«Нам предстояло научиться летать на реактивных самолетах, которые уже прочно вошли в повседневный быт советской авиации, – пишет в воспоминаниях Гагарин. – Было интересно узнать, что пионер реактивного летания Григорий Яковлевич Бахчиванджи, сын слесаря-механика и сам бывший рабочий, став летчиком, еще в начале 1942 года первым поднявший в небо реактивный самолет, тоже учился в Оренбургском училище летчиков. Под его портретом висело описание этого подвига и шел рассказ о том, как рабочие авиационного завода, построившие первый реактивный самолет, радостно встретили летчика-испытателя. Они подбрасывали его в воздух, обнимали, жали ему руки. Все это происходило возле плаката, на котором было написано: “Привет капитану Бахчиванджи – первому летчику, совершившему полет в новое”. О таких полетах, об эре реактивных самолетов прозорливо мечтал К.Э. Циолковский. Она уже наступила, эта новая эра, и нам, будущим курсантам, предстояло продолжать и развивать замечательное дело, которое еще в годы войны начал смелый советский летчик. Глядя на его безусое, молодое лицо, каждый из нас невольно представлял себя “однополчанином” этого замечательного пилота.
– Все уже сделано до нас, ребята, – сожалеюще сказал кто-то из нашей группы. – И война выиграна, и новая эра в авиации открыта…
Я ничего не ответил, но про себя подумал, что в Советской стране всегда есть и будет место для подвига».

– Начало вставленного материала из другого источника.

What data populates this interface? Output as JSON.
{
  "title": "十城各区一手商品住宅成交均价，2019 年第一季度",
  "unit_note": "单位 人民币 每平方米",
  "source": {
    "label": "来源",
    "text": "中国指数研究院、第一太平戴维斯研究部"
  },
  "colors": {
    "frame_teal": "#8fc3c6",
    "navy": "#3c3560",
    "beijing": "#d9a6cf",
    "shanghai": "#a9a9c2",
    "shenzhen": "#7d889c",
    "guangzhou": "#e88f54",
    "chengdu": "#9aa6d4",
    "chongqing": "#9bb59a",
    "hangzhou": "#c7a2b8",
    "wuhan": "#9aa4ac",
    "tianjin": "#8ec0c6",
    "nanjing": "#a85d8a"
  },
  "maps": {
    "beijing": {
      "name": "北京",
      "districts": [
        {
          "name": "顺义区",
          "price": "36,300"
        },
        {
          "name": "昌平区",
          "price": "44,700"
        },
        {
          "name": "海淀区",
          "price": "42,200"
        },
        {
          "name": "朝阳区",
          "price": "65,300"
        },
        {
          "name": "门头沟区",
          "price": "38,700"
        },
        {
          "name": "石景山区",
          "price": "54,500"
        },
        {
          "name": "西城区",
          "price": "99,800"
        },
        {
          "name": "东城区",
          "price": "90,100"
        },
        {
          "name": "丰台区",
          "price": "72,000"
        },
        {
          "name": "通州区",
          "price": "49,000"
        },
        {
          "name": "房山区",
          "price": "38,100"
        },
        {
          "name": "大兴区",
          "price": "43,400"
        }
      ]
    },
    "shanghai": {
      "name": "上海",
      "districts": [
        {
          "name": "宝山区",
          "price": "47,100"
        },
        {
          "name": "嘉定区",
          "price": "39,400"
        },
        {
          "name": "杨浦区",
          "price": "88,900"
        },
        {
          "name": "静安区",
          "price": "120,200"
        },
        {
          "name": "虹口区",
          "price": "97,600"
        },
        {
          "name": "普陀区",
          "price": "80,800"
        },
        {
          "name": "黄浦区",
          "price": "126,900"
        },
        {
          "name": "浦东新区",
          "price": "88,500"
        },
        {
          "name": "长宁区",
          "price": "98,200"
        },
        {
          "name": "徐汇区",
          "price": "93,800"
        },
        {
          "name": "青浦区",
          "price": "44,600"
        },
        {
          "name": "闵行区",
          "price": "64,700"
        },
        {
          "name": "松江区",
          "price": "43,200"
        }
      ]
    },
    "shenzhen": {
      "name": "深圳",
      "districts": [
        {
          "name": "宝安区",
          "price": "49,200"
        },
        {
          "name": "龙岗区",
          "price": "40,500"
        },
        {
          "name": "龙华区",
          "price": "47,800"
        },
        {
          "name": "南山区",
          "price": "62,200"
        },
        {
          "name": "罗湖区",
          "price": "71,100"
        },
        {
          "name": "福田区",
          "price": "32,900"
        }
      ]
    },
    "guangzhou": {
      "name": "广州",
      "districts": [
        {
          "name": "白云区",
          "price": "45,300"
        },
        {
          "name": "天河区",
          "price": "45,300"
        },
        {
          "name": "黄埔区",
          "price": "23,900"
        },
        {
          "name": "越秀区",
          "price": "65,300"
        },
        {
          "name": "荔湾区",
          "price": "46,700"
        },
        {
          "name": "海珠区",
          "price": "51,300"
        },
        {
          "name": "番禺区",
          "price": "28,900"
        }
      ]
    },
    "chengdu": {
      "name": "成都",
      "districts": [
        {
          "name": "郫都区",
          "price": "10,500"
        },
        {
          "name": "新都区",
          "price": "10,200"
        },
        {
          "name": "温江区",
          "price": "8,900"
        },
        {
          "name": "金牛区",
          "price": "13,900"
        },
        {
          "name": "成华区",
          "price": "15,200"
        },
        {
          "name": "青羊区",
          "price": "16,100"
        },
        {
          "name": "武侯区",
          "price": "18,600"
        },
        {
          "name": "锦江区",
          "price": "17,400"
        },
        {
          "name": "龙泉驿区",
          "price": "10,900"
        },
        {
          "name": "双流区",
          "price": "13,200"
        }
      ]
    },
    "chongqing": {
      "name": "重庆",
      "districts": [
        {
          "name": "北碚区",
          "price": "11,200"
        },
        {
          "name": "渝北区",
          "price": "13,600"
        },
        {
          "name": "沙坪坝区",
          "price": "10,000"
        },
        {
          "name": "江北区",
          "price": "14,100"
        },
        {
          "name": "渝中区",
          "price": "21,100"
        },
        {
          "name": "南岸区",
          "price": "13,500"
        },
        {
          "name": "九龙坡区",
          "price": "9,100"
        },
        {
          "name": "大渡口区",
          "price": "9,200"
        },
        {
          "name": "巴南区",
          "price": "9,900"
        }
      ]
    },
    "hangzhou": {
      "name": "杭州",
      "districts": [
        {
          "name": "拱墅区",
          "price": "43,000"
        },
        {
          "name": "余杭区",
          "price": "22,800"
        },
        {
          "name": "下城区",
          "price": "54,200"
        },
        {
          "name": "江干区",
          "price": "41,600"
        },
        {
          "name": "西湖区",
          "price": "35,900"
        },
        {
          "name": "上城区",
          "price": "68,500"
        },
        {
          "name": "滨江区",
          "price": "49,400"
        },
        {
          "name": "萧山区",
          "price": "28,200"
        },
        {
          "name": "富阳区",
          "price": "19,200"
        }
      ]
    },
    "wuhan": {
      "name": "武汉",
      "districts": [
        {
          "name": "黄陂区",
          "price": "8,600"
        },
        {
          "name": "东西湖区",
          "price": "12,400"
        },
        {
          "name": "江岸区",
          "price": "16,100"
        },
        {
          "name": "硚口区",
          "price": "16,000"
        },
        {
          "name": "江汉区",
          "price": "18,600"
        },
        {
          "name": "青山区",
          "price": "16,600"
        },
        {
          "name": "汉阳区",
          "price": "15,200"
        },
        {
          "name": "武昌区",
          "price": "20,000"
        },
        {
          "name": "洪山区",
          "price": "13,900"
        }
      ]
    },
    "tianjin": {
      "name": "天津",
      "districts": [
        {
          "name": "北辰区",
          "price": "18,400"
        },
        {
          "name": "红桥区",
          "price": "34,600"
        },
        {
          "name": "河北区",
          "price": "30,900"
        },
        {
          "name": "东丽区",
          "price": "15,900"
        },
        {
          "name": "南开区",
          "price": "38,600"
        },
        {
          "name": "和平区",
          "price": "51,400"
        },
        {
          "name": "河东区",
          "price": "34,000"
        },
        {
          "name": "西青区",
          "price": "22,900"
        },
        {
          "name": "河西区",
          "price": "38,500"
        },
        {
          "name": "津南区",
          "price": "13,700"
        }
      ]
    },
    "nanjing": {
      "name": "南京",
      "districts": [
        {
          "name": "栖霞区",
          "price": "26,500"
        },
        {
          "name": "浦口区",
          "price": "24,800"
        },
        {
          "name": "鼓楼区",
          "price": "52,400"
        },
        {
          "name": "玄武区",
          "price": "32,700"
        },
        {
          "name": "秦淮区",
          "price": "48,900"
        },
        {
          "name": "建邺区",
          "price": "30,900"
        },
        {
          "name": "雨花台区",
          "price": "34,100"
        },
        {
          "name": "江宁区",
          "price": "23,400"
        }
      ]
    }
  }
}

«Все уже сделано до нас» – в корне неверный постулат. Жизнь – это постоянное развитие, перманентный прогресс, в котором всегда есть место подвигу. В частности, в авиации, после создания реактивных самолетов, началась работа над двигателями нового типа, которые позволяли совершать полеты на скорости, превышающей скорость звука. А 30 января 1956 года, спустя двадцать два дня после того, как Юрий Гагарин принял военную присягу, вышло правительственное постановление о создании и выводе на орбиту в 1957–1958 годах «Объекта Д» – искусственного спутника Земли массой от 1000 до 1400 килограмм, способного нести от 200 до 300 килограммов научной аппаратуры. По причинам, которые вряд ли нуждаются в комментариях, космическая программа была строго засекречена, так что курсанты Первого Чкаловского училища не могли знать об этом постановлении, но всем было ясно, что человечество стоит на пороге космических открытий. О полетах на Луну или на Марс рассуждали как о событиях ближайшего будущего – скоро, очень скоро, мы узнаем, какие тайны скрыты на обратной стороне Луны, и есть ли жизнь на Марсе…
Но пока курсанты училища втягивались в новую жизнь. Для Гагарина адаптация была относительно легкой, ведь он был дисциплинированным человеком, привыкшим к строгому распорядку общежитий. «Мне не надо было привыкать к портянкам и сапогам, к шинели и гимнастерке… – пишет Гагарин. – Меня радовало, что все в части происходит по расписанию, в точно установленное время: и работа, и еда, и отдых, и сон. Меня ни чуточки не тяготило, что это повторялось изо дня в день». В клубе училища дважды в неделю показывали кинофильмы, а по воскресеньям устраивали танцевальные вечера, привлекавшие городских девушек. Еще бы – столько потенциальных женихов, да каких – будущих офицеров-летчиков! Гагарин писал Дмитрию Мартьянову, что «танцует вовсю». Неписанные традиции рекомендовали курсантам военных училищ выбирать жен во время обучения, пока есть хороший выбор, а то мало ли куда пошлют потом служить, могут и в такое место, где выбора вообще не будет. Девушек, в свою очередь, привлекал статус жены офицера, хорошее материальное положение (молодой офицер получал примерно вдвое больше молодого инженера), да и то, что командование крайне неблагосклонно относилось к разводам офицеров, тоже принималось во внимание.